If the path came from the stock Mac OS X frameworks (for example, an Open panel whether Carbon or Cocoa), you won't need to do any conversion on it and will be able to use it as-is.
If you're generating part of the path yourself, you should create a CFStringRef from your path and then get that in filesystem representation to pass to POSIX APIs like open or fopen.
Generally speaking, you won't have to do a lot of that for most applications. For example, many applications may have auxiliary data files stored the user's Application Support directory, but as long as the names of those files are ASCII, and you use standard Mac OS X APIs to locate the user's Application Support directory, you don't need to do a bunch of paranoid conversion of a path constructed with those two components.
Edited to add: I would strongly caution against arbitrarily converting everything to UTF-8 using something like wcstombs because filesystem encoding is not necessarily identical to the generated UTF-8. Mac OS X and Windows both use specific (but different) canonical decomposition rules for the encoding used in filesystem paths.
For example, they need to decide whether "é" will be stored as one or two code units (either LATIN SMALL LETTER E WITH ACUTE or LATIN SMALL LETTER E followed by COMBINING ACUTE ACCENT). These will result in two different — and different-length — byte sequences, and both Mac OS X and Windows work to avoid putting multiple files with the same name (as the user perceives them) in the same directory.
The rules for how to perform this canonical decomposition can get pretty hairy, so rather than try to implement it yourself it's best to leave it to the functions the system frameworks have provided for you to do the heavy lifting.
#JKP:
Not all functions in MacOS X accept UTF8, but filenames and filepaths may be UTF8, thus all POSIX functions dealing with file access (open, fopen, stat, etc.) accept UTF8.
See here. Quote:
How a file name looks at the API level
depends on the API. Current Carbon
APIs handle file names as an array of
UTF-16 characters; POSIX ones handle
them as an array of UTF-8, which is
why UTF-8 works well in Terminal. How
it's stored on disk depends on the
disk format; HFS+ uses UTF-16, but
that's not important in most cases.
Some other POSIX functions handle UTF8 as well. E.g. functions dealing with user names, group names or user passwords use UTF8 to store the information (thus a user name can be Japanese and your password can be Chinese, no problem).

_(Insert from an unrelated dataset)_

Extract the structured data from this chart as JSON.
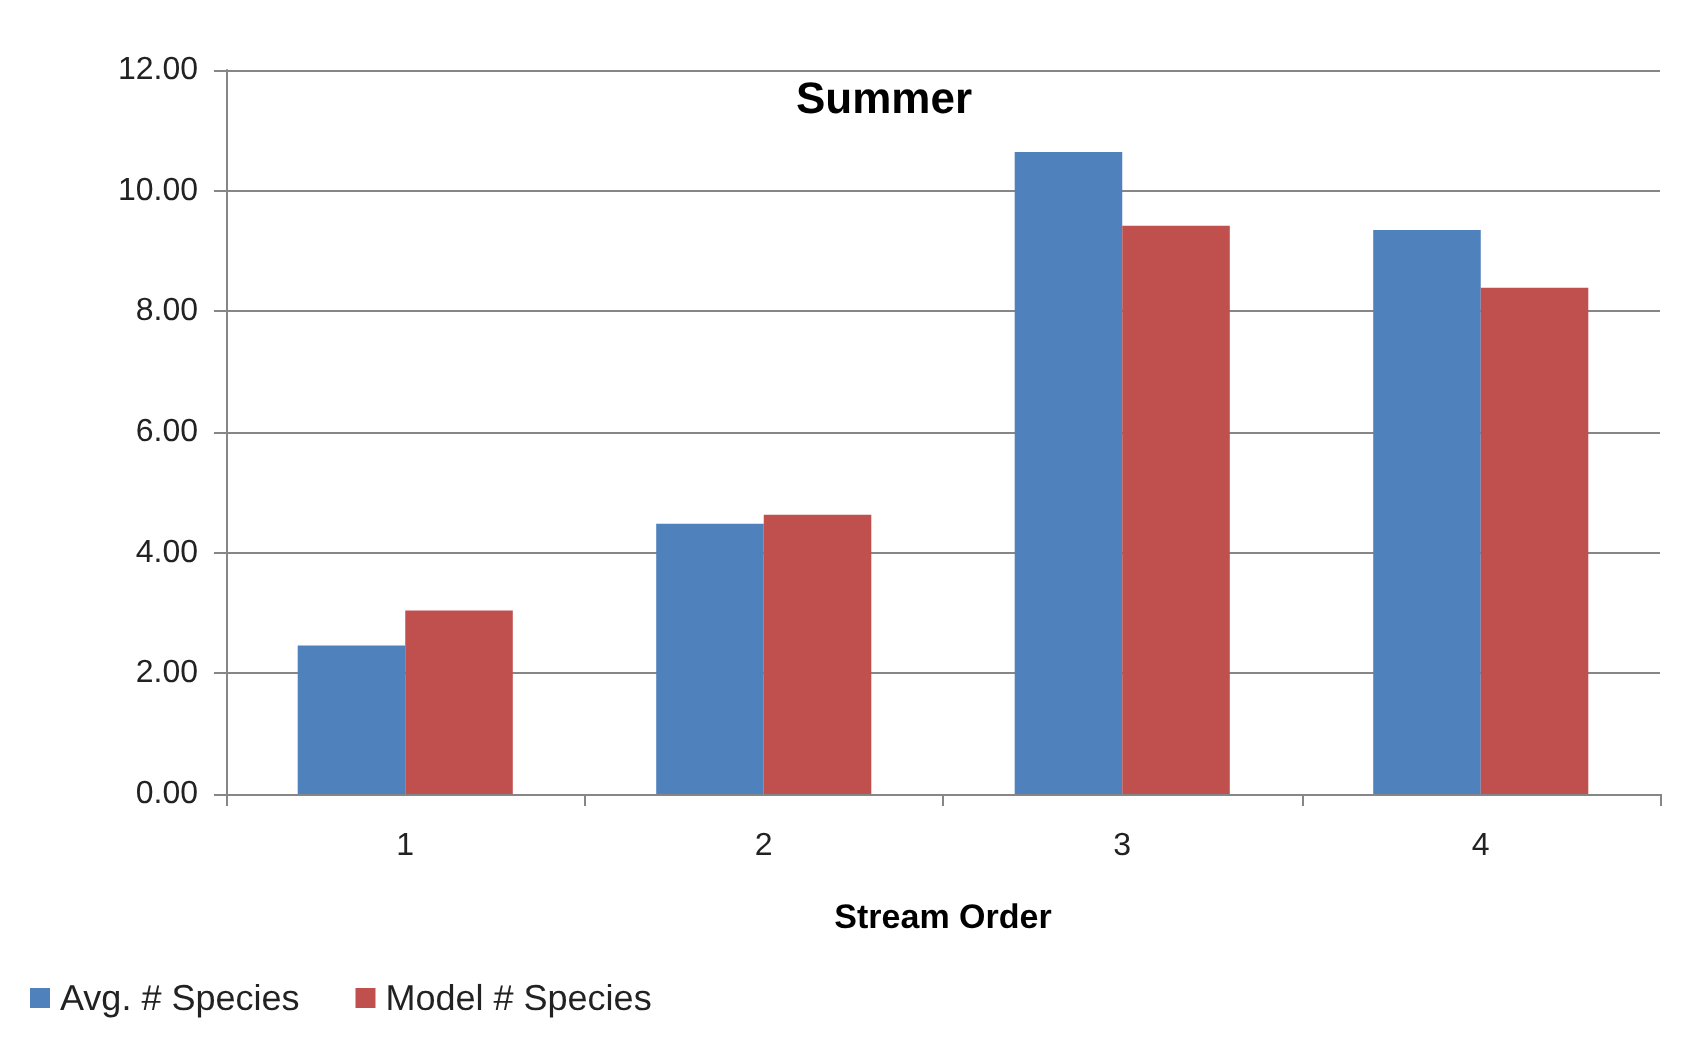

But not all handle UTF8. E.g. for all string functions an UTF8 string is just a normal C String and characters above 126 have no special meaning. They don't understand the concept of multiple bytes (chars in C) forming a single Unicode character. How other APIs handle char * pointer being passed to them is different from API to API. However, as a rule as the thumb you can say:
Either the function only accepts C strings with pure ASCII characters (only in the range 0 to 126) or it will accept UTF8. Usually functions don't allow characters above 126 and interpret them in any other encoding than UTF8. If this really was the case, it is documented and then there must be a way to pass the encoding along with the string.
If you're using Cocoa it's fairly easy with NSString. Just load the UTF16 data in using -initWithBytes:length:encoding: (or perhaps -initWithCString:encoding:) and then get a UTF8 version by calling UTF8String on the result. Then, just call fopen with your new UTF8 string as the param.
You can definitely call fopen with a UTF-8 string, regardless of language - can't help with C++ on OSX though - sorry.
I have read file name from configuration UTF8 file through wifstream (it uses wchar_t buffer).
Mac implementation is different from Linux and Windows.
wifstream reads each byte from file to separate wchar_t cell in the buffer. So we have 3 empty bytes, although open requires char string. Thus programmer can use wcstombs function to convert wide character string to multi-byte string.
The API supports UTF8. For better understanding use memory watcher and hex editor for your file.